UMBEL’s project diligence thus found the biggest issue going forward to be the cruft in the system. There is a solid structure underneath Cyc, but one that is too often obscured and not made as shiny and clean as it deserves.
The Decision and Design
Five months of nearly full-time due diligence was devoted to this question of the suitability of Cyc as the intellectual grounding for UMBEL.
On balance, OpenCyc’s benefits significantly outweighed its weaknesses. This balance also stands considerably superior to all potential alternatives.
An important factor through this deliberation was the commitment of Cycorp and The Cyc Foundation to the aims of UMBEL, and the willingness of those organizations to lend time and effort to promote UMBEL’s aims. Twenty years of development and the investment of decades of human effort and scrutiny provides a foundation of immense solidity.

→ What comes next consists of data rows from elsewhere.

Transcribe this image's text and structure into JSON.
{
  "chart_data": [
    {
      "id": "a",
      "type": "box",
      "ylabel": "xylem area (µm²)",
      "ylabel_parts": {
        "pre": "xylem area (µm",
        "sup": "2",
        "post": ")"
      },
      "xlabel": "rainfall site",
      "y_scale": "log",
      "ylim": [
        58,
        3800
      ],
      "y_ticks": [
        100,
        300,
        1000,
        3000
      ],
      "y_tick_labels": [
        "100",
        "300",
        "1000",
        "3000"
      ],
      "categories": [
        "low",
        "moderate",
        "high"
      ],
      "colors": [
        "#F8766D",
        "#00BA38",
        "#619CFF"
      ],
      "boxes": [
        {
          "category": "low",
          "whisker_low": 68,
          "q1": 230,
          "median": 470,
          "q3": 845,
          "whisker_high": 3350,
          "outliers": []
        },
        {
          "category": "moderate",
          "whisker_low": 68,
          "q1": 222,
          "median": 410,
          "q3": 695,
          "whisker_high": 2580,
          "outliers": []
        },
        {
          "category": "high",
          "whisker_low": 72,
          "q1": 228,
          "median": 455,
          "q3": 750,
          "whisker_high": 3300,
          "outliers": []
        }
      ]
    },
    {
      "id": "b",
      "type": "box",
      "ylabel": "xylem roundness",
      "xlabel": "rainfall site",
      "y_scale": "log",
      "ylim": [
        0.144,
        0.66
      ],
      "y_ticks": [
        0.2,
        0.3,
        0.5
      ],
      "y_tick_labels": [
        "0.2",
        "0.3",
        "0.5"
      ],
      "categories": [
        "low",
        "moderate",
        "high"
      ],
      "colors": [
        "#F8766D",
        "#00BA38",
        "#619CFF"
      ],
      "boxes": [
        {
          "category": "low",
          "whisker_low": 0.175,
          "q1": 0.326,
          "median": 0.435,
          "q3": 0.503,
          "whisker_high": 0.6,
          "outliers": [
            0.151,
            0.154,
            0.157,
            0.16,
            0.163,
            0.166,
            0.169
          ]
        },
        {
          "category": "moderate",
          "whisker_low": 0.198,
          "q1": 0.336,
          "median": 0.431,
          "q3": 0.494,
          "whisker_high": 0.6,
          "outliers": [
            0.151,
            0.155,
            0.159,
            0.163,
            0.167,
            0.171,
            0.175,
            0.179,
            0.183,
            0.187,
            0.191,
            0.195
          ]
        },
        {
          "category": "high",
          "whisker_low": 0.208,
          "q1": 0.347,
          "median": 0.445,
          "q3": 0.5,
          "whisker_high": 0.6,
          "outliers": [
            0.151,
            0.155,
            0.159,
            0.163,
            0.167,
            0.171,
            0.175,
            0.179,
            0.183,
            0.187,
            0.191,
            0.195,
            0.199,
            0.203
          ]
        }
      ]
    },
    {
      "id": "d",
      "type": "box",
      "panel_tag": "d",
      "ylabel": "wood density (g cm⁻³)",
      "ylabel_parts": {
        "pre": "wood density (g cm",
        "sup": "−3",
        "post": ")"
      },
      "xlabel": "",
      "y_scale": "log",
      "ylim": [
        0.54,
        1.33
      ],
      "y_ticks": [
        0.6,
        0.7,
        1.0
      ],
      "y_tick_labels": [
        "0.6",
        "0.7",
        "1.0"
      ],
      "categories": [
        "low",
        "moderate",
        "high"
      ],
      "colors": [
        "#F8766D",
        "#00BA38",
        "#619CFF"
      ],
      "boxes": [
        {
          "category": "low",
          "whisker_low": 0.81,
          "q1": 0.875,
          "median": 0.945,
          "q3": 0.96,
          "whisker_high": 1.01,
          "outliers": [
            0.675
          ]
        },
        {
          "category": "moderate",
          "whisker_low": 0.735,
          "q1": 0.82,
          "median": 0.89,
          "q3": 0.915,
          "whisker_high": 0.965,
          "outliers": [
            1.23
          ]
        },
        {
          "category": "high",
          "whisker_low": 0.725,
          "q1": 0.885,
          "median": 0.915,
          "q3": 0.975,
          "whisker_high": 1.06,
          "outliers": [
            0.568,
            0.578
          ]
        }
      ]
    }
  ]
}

Though perhaps Wikipedia (or something like it also based on broad Web input) might emerge with the scope and completeness of Cyc, that prospect is at minimum some years away and by no means certain. No other current framework than Cyc can meet UMBEL’s immediate purposes. Moreover, as stated at the outset, UMBEL’s purpose is pragmatic. We will leave it to others to argue the philosophical nuances of ontology design and “truth” while we get on with the task of creating context of real value.
The next decision was to base all UMBEL subject concepts on existing concepts in OpenCyc.
This means that UMBEL inherits all of the structural relations already in OpenCyc. It also means that UMBEL can act as a sort of contextual middleware between unstructured Web content and the inferential and tools infrastructure within OpenCyc (and beyond into ResearchCyc and Cyc for commercial purposes) and back again to the Web. We term this “roundtripping” and the capability is available for any of the 21,000 subject concepts vetted from OpenCyc within UMBEL.
Having made these commitments, our next effort was to break out the brushes, roll up the sleeves, and plunge into a Spring session of deep cleaning. This effort to vet and clean OpenCyc will be documented in the Technical Report to accompany the first release of the UMBEL ontology. We think you’ll like its shiny new look.